My Lords, the Minister said that the United Kingdom abstained at the UN because there was not going to be agreement. Is that not a dangerous precedent: surely that would be true of many decisions taken at the UN? Should the UK not be voting?

My Lords, as Ministers at the UN we often take a decision to abstain. It is very rare for us to veto any resolution: it should be a last resort. On this issue, the Security Council resolution is valid, and can go forward, only if all P5 members agree to it, and we will continue to work with permanent members of the Security Council to find a resolution.

My Lords, last year the Government were found to have acted unlawfully in selling to Saudi Arabia—another oppressive regime—arms which it then used for the Saudi-led bombardment of Yemen, leading to a huge humanitarian crisis. The Government have resumed sales to Saudi Arabia: how do they justify that?

My Lords, this issue was looked at in great detail by my colleagues at the Department for International Trade, including the Secretary of State. As I have said already, we have a very rigid arms export regime, and that continues to apply to all countries.

Does my noble friend agree that damaging and destabilising activities are undertaken in the region by many states, including some UK allies, and that the way forward is not unilateral action by the United States—or anyone else—but a collective diplomatic endeavour to establish, over time, a regional security co-operation regime based on the principles of international law and negotiated primarily by the countries of the region themselves?

My Lords, I agree with my noble friend on the intent to get all regional partners engaged on this matter. That is why we believe that on issues and areas such as Yemen it is important, in order to reach political settlement, for all parties to be at the table. We continue to employ our resources to help that happen, but equally we require regional partners to think very carefully: their continued intervention in other countries adds to the destabilisation of that region.

My Lords, a stated foreign policy priority of a Biden presidency is Iran—and rightly so. Should that become a reality, will the Government call for an urgent gathering in Washington of JCPOA E3 participants—including, perhaps, Iran—to put the whole sorry mess back on track, and take that opportunity to press the importance of Israel recognition, and Saudi and Yemen processes?

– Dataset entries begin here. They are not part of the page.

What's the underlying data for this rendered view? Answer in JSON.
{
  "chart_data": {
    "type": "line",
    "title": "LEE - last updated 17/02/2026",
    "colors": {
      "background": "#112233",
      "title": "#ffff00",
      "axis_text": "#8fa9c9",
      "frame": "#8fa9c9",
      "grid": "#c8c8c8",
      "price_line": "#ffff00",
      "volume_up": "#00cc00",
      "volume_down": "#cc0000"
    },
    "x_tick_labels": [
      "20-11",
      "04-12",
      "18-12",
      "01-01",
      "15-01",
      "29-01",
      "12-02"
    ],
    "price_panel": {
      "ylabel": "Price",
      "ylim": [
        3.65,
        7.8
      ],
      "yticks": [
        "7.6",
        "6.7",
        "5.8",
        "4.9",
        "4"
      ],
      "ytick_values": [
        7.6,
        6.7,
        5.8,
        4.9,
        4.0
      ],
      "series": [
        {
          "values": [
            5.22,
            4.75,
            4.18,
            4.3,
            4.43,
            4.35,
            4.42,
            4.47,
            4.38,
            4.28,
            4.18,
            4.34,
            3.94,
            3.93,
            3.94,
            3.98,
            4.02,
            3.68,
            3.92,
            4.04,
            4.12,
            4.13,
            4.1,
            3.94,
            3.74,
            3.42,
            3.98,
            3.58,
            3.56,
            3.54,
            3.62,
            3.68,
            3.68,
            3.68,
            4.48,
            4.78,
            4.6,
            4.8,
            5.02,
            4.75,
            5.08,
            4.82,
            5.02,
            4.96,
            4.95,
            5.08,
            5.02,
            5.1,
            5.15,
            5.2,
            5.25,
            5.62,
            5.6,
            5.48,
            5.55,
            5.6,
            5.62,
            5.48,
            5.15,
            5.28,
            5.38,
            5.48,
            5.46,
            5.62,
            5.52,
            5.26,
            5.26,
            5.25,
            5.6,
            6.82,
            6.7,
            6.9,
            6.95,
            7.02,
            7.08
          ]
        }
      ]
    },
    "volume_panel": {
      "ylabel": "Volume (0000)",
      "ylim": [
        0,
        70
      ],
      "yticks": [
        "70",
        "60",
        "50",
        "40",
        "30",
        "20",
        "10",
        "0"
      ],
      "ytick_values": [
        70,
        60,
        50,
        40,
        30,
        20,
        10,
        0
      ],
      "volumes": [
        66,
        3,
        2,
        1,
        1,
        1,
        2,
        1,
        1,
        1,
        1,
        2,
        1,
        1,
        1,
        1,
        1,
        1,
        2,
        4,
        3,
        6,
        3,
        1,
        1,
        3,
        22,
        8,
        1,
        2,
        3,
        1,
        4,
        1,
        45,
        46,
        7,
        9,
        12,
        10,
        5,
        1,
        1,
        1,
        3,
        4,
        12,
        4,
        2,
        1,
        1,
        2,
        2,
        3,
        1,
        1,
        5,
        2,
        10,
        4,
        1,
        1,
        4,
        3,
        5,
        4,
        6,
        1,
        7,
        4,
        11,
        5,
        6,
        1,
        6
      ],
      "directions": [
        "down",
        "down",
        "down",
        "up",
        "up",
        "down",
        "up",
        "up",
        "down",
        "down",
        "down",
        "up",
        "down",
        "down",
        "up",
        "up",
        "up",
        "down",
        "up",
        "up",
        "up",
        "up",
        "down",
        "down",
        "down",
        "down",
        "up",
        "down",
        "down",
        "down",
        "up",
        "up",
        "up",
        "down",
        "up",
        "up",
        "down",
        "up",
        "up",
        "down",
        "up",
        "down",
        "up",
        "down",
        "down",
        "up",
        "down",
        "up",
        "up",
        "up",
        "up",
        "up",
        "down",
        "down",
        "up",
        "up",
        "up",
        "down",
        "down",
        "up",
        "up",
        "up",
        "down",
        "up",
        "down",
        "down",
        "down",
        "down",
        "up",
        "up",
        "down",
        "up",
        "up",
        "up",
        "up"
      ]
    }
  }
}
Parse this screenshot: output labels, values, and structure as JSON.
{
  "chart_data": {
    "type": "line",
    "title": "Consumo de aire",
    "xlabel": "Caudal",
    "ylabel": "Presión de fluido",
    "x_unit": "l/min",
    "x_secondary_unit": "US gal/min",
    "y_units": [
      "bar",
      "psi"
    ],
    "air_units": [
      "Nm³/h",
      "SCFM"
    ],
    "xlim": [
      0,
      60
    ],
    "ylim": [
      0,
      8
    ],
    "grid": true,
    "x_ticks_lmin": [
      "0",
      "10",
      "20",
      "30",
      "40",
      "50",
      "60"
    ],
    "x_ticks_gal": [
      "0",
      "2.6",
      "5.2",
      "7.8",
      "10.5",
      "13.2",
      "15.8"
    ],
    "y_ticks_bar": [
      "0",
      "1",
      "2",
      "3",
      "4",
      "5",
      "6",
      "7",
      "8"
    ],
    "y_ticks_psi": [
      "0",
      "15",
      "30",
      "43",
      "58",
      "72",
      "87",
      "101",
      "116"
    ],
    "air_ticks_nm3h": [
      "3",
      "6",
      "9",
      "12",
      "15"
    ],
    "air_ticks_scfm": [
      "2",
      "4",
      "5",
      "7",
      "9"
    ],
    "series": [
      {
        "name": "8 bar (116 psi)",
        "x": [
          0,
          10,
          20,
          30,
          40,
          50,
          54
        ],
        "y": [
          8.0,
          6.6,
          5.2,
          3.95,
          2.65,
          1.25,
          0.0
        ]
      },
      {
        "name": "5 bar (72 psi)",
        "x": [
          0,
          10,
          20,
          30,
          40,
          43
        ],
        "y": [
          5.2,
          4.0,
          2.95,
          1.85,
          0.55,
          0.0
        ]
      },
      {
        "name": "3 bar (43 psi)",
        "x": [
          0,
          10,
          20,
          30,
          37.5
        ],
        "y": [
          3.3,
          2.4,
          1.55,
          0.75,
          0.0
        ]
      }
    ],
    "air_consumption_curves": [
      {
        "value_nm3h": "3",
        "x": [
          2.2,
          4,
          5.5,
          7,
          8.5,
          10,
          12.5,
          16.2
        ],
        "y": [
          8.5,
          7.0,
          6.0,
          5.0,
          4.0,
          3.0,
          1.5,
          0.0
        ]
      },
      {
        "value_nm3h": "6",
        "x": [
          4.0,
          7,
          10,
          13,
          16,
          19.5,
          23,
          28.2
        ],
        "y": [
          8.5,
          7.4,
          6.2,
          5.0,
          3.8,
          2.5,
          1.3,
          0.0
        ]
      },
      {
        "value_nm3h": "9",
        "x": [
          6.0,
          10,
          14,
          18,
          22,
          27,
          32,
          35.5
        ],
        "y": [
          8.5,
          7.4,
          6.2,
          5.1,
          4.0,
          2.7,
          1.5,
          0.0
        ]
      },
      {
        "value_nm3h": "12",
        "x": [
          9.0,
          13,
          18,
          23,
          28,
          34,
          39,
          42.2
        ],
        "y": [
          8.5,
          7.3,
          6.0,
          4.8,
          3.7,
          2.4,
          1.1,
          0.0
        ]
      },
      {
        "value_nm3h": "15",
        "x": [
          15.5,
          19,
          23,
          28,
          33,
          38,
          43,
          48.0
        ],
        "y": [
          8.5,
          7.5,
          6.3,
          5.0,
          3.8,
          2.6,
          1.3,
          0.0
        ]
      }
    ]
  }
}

My Lords, as it is pretty obvious from the exchanges of the past few minutes that on Iran we are not really on the same page as the Americans, is it not time for a complete rethink of our own Iran policy, making much more use of our old friends and connections in the region, such as Oman and the United Arab Emirates? Would it not be a good starting point to take this into the integrated review of foreign policy and security which, I understand, has just been reactivated—albeit with rather a low profile—and is currently being orchestrated from the Cabinet Office?

My Lords, on my noble friend’s latter point, the integrated review is under way and the outcome will, I am sure, be debated in your Lordships’ House in due course. On his earlier point about our policy on Iran, and that of our partners, it is right for us to continue working with our E3 partners, but we also need to work with the United States to achieve a desired outcome that brings peace and stability to the region. In that connection, I participated recently in a UN event, initiated by the UAE and involving Bahrain and Israel, where Israel was recognised by another two countries of the region. These are important steps forward. Israel is a reality and part and parcel of the Middle East. All the countries in the region and beyond need to recognise its status and work together to ensure peace in what has been a troubled region for far too long.